A young Lieutenant called Drinkwater having been in Gibraltar during the Great Siege of 1779 – 1783 and unable to leave the garrison not even by ship because of the blockade, recalled how siege warfare could be mind numbingly boring as there were great swathes of time where the Garrison literally waited for the next period of shelling by the enemy. On his return to Gibraltar the then Captain Drinkwater requested that the Garrison had a library to help alleviate the boredom and provide some recreation. Officers often travelled with their own books but men didn’t and they were a troublesome business among the military baggage handlers. The idea was well received by the Governor Sir Robert Boyd and both he and the Lieutenant-Governor, Major-General O’Hara donated money to help fund the cause, it was so that the library was founded in 1793. Originally in a building on Main Street the library grew large enough to need its own premises including reading rooms, a garden to take refreshments and rooms for games like bridge etc. Using land the Governor had for grazing his horse and cattle, the construction began in 1800 and was completed in 1804. Other buildings were added around it and a new wing added in 1867 but the building is now as it was then including the bookcases and some of the original furniture. Interestingly there is also the original ‘sand glass’ which was used to prevent gentlemen ‘hogging’ The Times newspaper too long.

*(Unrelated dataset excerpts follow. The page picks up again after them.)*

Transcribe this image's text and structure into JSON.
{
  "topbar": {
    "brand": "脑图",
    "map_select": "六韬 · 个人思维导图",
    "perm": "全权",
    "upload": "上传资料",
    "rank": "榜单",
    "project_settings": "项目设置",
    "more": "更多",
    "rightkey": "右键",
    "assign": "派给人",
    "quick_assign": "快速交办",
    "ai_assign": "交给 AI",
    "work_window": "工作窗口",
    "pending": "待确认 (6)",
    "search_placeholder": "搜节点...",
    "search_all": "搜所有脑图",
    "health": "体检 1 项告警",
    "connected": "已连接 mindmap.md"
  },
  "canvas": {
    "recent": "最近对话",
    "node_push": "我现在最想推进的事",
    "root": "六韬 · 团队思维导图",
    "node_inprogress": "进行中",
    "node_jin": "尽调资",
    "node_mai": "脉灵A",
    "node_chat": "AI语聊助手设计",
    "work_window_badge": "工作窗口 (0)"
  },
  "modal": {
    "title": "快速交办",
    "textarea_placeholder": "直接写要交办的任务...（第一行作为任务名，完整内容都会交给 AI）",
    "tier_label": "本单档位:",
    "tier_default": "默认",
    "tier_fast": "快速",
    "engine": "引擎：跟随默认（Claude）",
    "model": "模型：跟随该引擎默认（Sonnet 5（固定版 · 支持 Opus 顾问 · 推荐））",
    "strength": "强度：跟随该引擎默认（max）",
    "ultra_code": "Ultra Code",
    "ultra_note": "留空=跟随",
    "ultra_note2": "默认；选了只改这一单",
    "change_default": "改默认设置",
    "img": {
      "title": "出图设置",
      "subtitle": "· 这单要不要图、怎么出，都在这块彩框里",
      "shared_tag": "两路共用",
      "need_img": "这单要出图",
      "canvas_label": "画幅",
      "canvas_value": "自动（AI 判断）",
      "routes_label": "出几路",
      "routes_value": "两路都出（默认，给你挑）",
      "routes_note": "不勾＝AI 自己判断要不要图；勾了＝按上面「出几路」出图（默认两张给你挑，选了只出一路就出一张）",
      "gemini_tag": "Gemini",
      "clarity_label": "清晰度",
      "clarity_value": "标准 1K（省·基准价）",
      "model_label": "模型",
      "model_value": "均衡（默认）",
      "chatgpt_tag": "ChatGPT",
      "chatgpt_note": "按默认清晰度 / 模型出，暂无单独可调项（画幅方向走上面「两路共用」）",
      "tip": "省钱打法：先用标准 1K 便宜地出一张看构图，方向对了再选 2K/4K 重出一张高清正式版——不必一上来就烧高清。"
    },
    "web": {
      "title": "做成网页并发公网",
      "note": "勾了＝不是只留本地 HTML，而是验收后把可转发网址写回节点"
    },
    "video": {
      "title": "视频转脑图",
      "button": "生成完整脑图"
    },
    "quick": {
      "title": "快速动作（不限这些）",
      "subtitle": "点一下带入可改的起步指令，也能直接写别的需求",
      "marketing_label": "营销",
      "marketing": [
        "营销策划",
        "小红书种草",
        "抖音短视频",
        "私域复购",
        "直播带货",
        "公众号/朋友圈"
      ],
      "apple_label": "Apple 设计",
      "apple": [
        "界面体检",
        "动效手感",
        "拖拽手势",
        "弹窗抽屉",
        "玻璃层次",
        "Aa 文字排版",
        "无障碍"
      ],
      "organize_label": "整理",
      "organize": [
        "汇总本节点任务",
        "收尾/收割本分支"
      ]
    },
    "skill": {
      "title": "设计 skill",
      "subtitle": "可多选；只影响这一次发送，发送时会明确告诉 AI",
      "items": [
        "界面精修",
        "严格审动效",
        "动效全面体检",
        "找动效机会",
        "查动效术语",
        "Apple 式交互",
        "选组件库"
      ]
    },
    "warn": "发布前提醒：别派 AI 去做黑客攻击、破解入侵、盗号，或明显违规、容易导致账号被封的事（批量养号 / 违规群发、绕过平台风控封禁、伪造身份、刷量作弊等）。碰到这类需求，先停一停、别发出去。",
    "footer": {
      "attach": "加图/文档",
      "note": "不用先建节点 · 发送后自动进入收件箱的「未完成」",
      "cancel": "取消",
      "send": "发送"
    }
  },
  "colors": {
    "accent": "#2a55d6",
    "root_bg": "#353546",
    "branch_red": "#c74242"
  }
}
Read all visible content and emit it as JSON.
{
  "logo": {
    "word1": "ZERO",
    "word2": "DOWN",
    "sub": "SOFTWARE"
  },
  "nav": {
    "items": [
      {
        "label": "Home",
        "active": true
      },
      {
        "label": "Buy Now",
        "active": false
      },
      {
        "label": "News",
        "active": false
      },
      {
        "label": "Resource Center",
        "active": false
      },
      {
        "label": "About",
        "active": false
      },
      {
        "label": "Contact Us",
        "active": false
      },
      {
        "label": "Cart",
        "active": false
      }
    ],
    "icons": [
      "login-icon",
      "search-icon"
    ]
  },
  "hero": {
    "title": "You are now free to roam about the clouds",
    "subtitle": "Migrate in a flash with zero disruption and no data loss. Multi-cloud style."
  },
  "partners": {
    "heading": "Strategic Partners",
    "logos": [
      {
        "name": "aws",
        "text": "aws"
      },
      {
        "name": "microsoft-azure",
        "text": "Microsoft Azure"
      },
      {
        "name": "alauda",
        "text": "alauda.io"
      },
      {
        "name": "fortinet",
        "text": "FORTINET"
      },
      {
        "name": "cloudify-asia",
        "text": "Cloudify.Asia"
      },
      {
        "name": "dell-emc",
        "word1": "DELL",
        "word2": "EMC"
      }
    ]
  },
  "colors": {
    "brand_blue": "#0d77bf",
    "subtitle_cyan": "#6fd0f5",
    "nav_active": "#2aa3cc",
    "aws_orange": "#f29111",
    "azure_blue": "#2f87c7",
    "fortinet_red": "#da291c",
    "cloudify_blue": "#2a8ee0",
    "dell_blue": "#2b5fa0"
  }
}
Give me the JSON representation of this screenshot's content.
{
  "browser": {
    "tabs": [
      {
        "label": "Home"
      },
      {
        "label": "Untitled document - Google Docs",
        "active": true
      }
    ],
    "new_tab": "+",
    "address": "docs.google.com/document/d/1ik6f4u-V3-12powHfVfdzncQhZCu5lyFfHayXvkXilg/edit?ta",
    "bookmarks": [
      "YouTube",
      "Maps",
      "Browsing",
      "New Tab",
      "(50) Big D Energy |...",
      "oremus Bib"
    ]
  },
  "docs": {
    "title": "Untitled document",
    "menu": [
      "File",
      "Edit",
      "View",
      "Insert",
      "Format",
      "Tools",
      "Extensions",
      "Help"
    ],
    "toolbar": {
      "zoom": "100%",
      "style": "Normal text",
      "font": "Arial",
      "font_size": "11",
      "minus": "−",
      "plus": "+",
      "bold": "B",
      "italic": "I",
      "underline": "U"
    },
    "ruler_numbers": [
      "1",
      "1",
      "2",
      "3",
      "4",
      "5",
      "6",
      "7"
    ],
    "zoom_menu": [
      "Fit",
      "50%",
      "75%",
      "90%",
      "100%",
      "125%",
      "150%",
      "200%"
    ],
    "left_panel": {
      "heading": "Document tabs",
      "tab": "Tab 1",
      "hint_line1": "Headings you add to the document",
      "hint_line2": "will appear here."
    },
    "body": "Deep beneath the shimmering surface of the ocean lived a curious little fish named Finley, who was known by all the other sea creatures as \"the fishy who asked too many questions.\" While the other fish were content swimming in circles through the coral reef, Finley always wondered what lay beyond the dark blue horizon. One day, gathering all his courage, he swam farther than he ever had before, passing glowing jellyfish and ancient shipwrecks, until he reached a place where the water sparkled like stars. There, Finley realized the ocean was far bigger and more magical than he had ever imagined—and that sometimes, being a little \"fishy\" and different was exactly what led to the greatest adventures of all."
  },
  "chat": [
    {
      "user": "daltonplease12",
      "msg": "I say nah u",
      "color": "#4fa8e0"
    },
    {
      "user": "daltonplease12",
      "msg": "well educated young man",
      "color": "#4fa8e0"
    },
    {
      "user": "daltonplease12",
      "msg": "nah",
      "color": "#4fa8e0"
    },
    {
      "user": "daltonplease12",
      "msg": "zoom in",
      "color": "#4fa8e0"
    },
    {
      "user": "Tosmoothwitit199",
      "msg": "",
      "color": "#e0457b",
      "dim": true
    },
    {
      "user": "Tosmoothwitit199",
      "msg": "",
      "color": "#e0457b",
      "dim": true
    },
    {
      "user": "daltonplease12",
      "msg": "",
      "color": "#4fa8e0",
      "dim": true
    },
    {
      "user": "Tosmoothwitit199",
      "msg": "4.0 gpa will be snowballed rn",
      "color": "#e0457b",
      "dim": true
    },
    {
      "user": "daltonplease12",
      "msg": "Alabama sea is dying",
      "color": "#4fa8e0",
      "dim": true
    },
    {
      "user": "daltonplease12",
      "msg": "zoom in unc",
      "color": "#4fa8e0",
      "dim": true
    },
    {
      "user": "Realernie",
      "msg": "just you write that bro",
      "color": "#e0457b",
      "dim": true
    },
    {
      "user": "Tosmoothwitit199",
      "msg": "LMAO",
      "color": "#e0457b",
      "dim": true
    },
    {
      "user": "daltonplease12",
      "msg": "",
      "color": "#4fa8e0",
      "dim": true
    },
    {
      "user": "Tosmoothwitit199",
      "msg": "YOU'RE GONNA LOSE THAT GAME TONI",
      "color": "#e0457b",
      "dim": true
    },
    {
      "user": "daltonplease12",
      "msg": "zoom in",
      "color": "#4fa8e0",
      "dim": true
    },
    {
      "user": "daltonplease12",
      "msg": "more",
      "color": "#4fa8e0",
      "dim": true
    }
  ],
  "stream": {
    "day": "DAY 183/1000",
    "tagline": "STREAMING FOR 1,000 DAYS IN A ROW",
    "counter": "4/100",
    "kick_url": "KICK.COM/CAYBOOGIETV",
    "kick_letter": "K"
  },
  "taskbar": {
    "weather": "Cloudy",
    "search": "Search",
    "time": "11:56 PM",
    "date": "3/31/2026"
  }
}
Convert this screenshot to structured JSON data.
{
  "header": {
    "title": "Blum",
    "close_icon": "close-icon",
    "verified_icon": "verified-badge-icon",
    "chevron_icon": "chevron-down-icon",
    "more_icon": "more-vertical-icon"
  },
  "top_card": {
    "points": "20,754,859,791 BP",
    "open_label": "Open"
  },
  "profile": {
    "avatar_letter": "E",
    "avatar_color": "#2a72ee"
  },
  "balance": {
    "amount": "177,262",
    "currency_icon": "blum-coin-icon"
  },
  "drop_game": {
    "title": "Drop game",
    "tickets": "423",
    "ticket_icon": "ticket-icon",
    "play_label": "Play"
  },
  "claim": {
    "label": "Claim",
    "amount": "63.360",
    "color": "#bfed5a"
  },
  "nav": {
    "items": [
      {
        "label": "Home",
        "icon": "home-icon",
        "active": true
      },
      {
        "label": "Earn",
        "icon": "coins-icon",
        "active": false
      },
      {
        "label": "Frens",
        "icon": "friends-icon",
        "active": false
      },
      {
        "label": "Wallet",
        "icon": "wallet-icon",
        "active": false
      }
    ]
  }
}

Also part of the construction was the premises on which the Gibraltar Chronicle was put together and printed. Gibraltar’s ‘national’ newspaper was first printed as a garrison newsletter on the 4th May 1801. It is one of the oldest newspapers still in print in Europe and scored a world exclusive in October 1805 when it reported victory at the Battle of Trafalgar and the death of Lord Nelson.
How to get there:
The Garrison library is located close to the centre of Main Street. It is a 5 minute walk behind the Roman Catholic Cathedral of St Mary the Crowned. Follow the Bishops Rapalo’s Lane between Marks and Spencer and the Cathedral, up a short flight of steps and you will find it across from the parking of the O’Callaghns Hotel. Also look out for the Scottish Church in the same square.